In 2009, with funds from the United States’ National Science Foundation, an international team of seismologists, geologists, geophysicists and other experts and students formed a project called Plutons to study Uturuncu and Lazufre, a volcano on the border of Chile and Argentina. (The project’s name is an acronym for the volcanoes and the researchers’ institutions.)
Uturuncu was already considered potentially active. Eighteen thousand feet up its slopes (it peaks at 19,711 feet above sea level), small holes in the ground called fumaroles leak scorching sulfur gases. These may date 10,000 years and are evidence of a heat source close to the surface.
Also telling is the white soil near the summit (from a distance it looks deceptively like snow) that results from thermal changes below.

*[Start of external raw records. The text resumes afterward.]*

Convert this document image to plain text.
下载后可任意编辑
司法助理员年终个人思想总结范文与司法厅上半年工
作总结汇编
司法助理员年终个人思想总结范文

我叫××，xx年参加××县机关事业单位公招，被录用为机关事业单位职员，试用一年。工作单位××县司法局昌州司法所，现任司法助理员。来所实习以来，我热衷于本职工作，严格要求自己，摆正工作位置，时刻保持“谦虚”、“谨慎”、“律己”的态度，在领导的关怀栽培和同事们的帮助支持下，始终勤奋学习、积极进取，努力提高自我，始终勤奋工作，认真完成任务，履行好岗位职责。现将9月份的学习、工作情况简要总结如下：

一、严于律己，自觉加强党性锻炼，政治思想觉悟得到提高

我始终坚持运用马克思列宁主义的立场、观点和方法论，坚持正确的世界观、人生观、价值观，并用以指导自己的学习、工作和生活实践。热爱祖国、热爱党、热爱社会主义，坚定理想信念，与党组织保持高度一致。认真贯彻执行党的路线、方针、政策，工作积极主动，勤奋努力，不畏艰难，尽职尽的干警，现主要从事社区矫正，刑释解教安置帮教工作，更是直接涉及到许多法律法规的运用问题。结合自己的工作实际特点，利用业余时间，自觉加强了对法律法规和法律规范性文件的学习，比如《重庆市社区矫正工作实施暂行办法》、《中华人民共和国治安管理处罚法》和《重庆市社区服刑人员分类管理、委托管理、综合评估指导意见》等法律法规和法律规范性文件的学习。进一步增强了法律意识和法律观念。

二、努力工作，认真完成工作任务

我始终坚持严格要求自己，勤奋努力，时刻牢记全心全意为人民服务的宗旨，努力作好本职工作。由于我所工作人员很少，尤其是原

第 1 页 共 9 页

Martyn Unsworth, a geophysicist at the University of Alberta in Canada and a member of the Plutons team, studied data from 20 days of fieldwork in November using magnetotellurics, a remote radio-wave-sensing method similar to CT scanning in the human body. The findings suggested a zone of low electrical resistance far below the surface “that is likely a magma chamber,” he said.
University of Alaska geophysicists note a region where sound waves travel more slowly than normal, a characteristic of partly molten rock. And Noah J. Finnegan, a geomorphologist at the University of California, Santa Cruz, has concluded that the magma chamber is growing by one cubic meter (35 cubic feet) per second, though its total volume is not known.
Uturuncu is nestled in one of the planet’s largest supervolcanic regions, which has six supervolcanoes across Bolivia, Chile and Argentina. Though it was long thought to be separate from those supervolcanoes, new Plutons findings reveal that magma from Uturuncu’s last eruption is more similar to the supervolcanoes’ than to that of the region’s more common volcanoes.
For Mayel Sunagua, a Bolivian government geologist and member of the Plutons team, this is an exciting time — “the first broad international effort dedicated to investigating our volcanoes.” Bolivia has 198 recognized volcanoes; 18 are considered potentially active. The country’s last volcanic eruption was 10,000 years ago.
The flurry of activity here does lead some to wonder: Why focus on a potential hazard perhaps tens of thousands of years away, when other volcanic dangers are much more imminent?
“I ask myself that same question,” Dr. Unsworth acknowledged. But he added that the research would broaden scientists’ knowledge about volcanoes in general.